La lluvia se soltó y regó los brotes verdes que nacían en lo extenso de aquel territorio adornado por la viva naturaleza española, algunos canales de agua empezaron a zanjar la calle de tierra mientras Ava se iba del cobertizo, se subía con rapidez al envés del alto corcel, temblaba de frío, empujaba su cabello mojado hacia atrás para que los rizos no le cubrieran los ojos y emprendía firme la cabalgata ante los designios del inestable destino.

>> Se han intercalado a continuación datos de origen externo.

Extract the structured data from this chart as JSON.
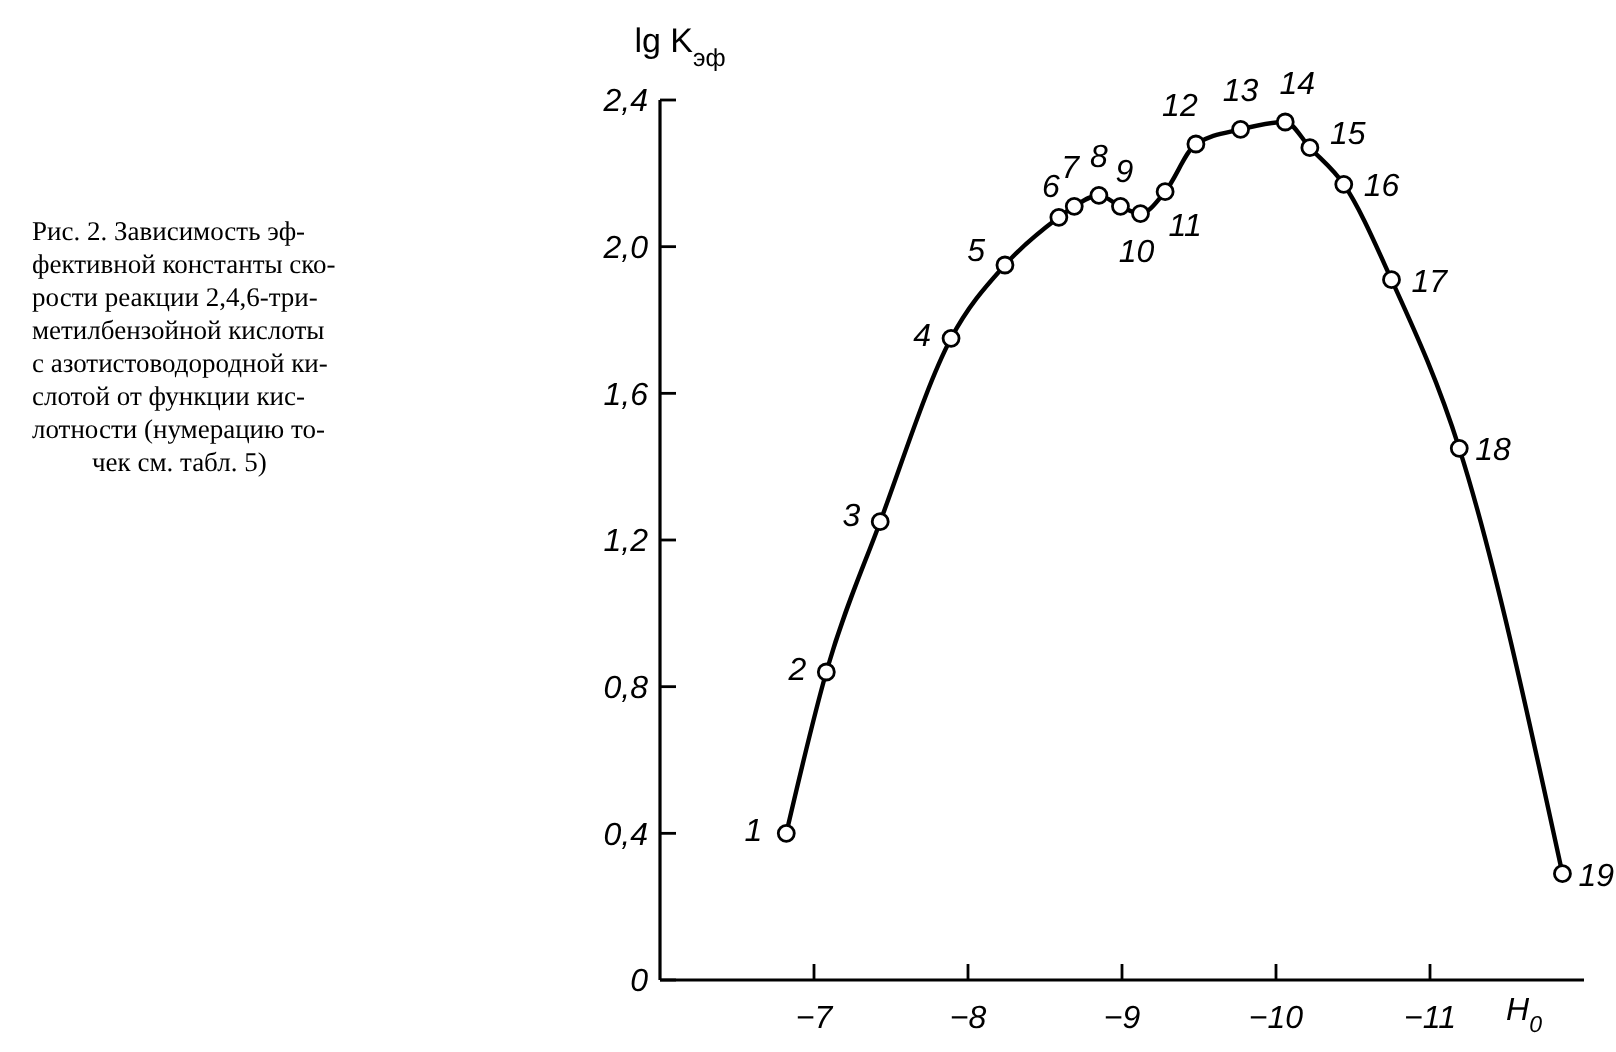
{
  "chart_data": {
    "type": "line",
    "xlabel": "H$_{0}$",
    "ylabel": "lg K$_{эф}$",
    "marker": "circle",
    "line_style": "solid",
    "grid": false,
    "x": [
      -6.82,
      -7.08,
      -7.43,
      -7.89,
      -8.24,
      -8.59,
      -8.69,
      -8.85,
      -8.99,
      -9.12,
      -9.28,
      -9.48,
      -9.77,
      -10.06,
      -10.22,
      -10.44,
      -10.75,
      -11.19,
      -11.86
    ],
    "series": [
      {
        "color": "#000000",
        "values": [
          0.4,
          0.84,
          1.25,
          1.75,
          1.95,
          2.08,
          2.11,
          2.14,
          2.11,
          2.09,
          2.15,
          2.28,
          2.32,
          2.34,
          2.27,
          2.17,
          1.91,
          1.45,
          0.29
        ]
      }
    ],
    "xlim": [
      -6,
      -12
    ],
    "ylim": [
      0,
      2.4
    ],
    "xticks": [
      {
        "value": -7,
        "label": "−7"
      },
      {
        "value": -8,
        "label": "−8"
      },
      {
        "value": -9,
        "label": "−9"
      },
      {
        "value": -10,
        "label": "−10"
      },
      {
        "value": -11,
        "label": "−11"
      }
    ],
    "yticks": [
      0,
      {
        "value": 0.4,
        "label": "0,4"
      },
      {
        "value": 0.8,
        "label": "0,8"
      },
      {
        "value": 1.2,
        "label": "1,2"
      },
      {
        "value": 1.6,
        "label": "1,6"
      },
      {
        "value": 2.0,
        "label": "2,0"
      },
      {
        "value": 2.4,
        "label": "2,4"
      }
    ],
    "annotations": [
      "Рис. 2. Зависимость эф-\nфективной константы ско-\nрости реакции 2,4,6-три-\nметилбензойной кислоты\nс азотистоводородной ки-\nслотой от функции кис-\nлотности (нумерацию то-\nчек см. табл. 5)",
      {
        "text": "1",
        "x": -6.82,
        "y": 0.4
      },
      {
        "text": "2",
        "x": -7.08,
        "y": 0.84
      },
      {
        "text": "3",
        "x": -7.43,
        "y": 1.25
      },
      {
        "text": "4",
        "x": -7.89,
        "y": 1.75
      },
      {
        "text": "5",
        "x": -8.24,
        "y": 1.95
      },
      {
        "text": "6",
        "x": -8.59,
        "y": 2.08
      },
      {
        "text": "7",
        "x": -8.69,
        "y": 2.11
      },
      {
        "text": "8",
        "x": -8.85,
        "y": 2.14
      },
      {
        "text": "9",
        "x": -8.99,
        "y": 2.11
      },
      {
        "text": "10",
        "x": -9.12,
        "y": 2.09
      },
      {
        "text": "11",
        "x": -9.28,
        "y": 2.15
      },
      {
        "text": "12",
        "x": -9.48,
        "y": 2.28
      },
      {
        "text": "13",
        "x": -9.77,
        "y": 2.32
      },
      {
        "text": "14",
        "x": -10.06,
        "y": 2.34
      },
      {
        "text": "15",
        "x": -10.22,
        "y": 2.27
      },
      {
        "text": "16",
        "x": -10.44,
        "y": 2.17
      },
      {
        "text": "17",
        "x": -10.75,
        "y": 1.91
      },
      {
        "text": "18",
        "x": -11.19,
        "y": 1.45
      },
      {
        "text": "19",
        "x": -11.86,
        "y": 0.29
      }
    ]
  }
}
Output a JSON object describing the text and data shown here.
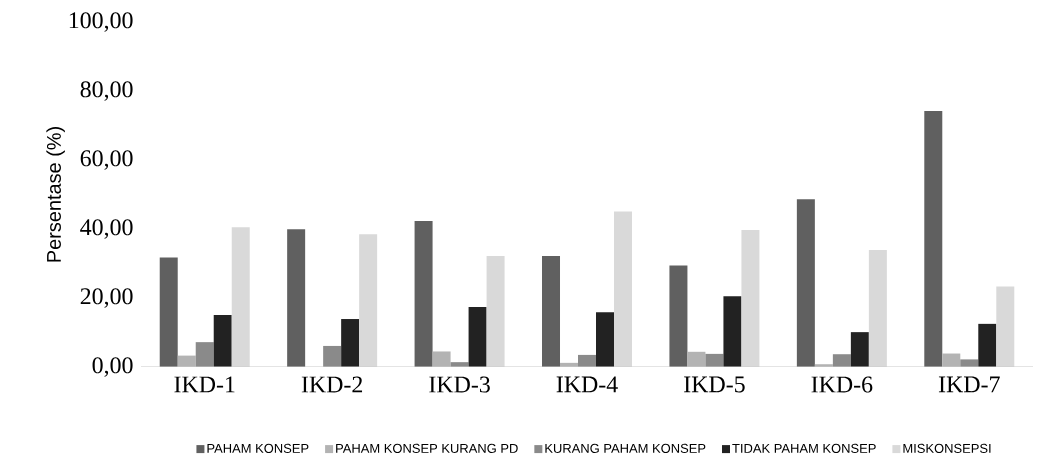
{
  "chart_data": {
    "type": "bar",
    "ylabel": "Persentase (%)",
    "categories": [
      "IKD-1",
      "IKD-2",
      "IKD-3",
      "IKD-4",
      "IKD-5",
      "IKD-6",
      "IKD-7"
    ],
    "series": [
      {
        "name": "PAHAM KONSEP",
        "color": "#606060",
        "values": [
          31.7,
          39.9,
          42.3,
          32.2,
          29.4,
          48.6,
          74.2
        ]
      },
      {
        "name": "PAHAM KONSEP KURANG PD",
        "color": "#b3b3b3",
        "values": [
          3.3,
          0,
          4.5,
          1.2,
          4.4,
          0.8,
          3.9
        ]
      },
      {
        "name": "KURANG PAHAM KONSEP",
        "color": "#8a8a8a",
        "values": [
          7.2,
          6.1,
          1.4,
          3.5,
          3.8,
          3.7,
          2.2
        ]
      },
      {
        "name": "TIDAK PAHAM KONSEP",
        "color": "#222222",
        "values": [
          15.1,
          13.9,
          17.4,
          15.9,
          20.5,
          10.1,
          12.5
        ]
      },
      {
        "name": "MISKONSEPSI",
        "color": "#d9d9d9",
        "values": [
          40.5,
          38.5,
          32.2,
          45.1,
          39.7,
          33.9,
          23.3
        ]
      }
    ],
    "ylim": [
      0,
      100
    ],
    "yticks": [
      {
        "value": 0,
        "label": "0,00"
      },
      {
        "value": 20,
        "label": "20,00"
      },
      {
        "value": 40,
        "label": "40,00"
      },
      {
        "value": 60,
        "label": "60,00"
      },
      {
        "value": 80,
        "label": "80,00"
      },
      {
        "value": 100,
        "label": "100,00"
      }
    ],
    "legend": "bottom"
  }
}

Como un panal alborotado de abejas, sus pensamientos todavía se truncaban frente a la tensión que acababa de experimentar en aquel chamizo. Aquello había representado una dura muestra de su personalidad y tras haber dado rescate a la pávida mujer, Ava podía alzar su rostro con orgullo durante el viaje bajo la borrasca atronadora. El agua se vertía sobre su cabeza, sus ojos se encandilaban con la refulgencia de los rayos, la ventisca sacudía su pesado vestido y Araél estornudaba cada cierta cantidad de pasos. No imaginaba que, más adelante, una sombra extraña emergería de repente.

Ava se detuvo en medio de la calleja y quedó boquiabierta al advertir la sombra de un apuesto caballero. Sin dudar un segundo, divisó la escena en detalle, saboreó una de las gotitas de agua que se le derramaban encima del labio y se percató de que esa efímera imagen correspondía en verdad a Jesús y a su oscuro caballo.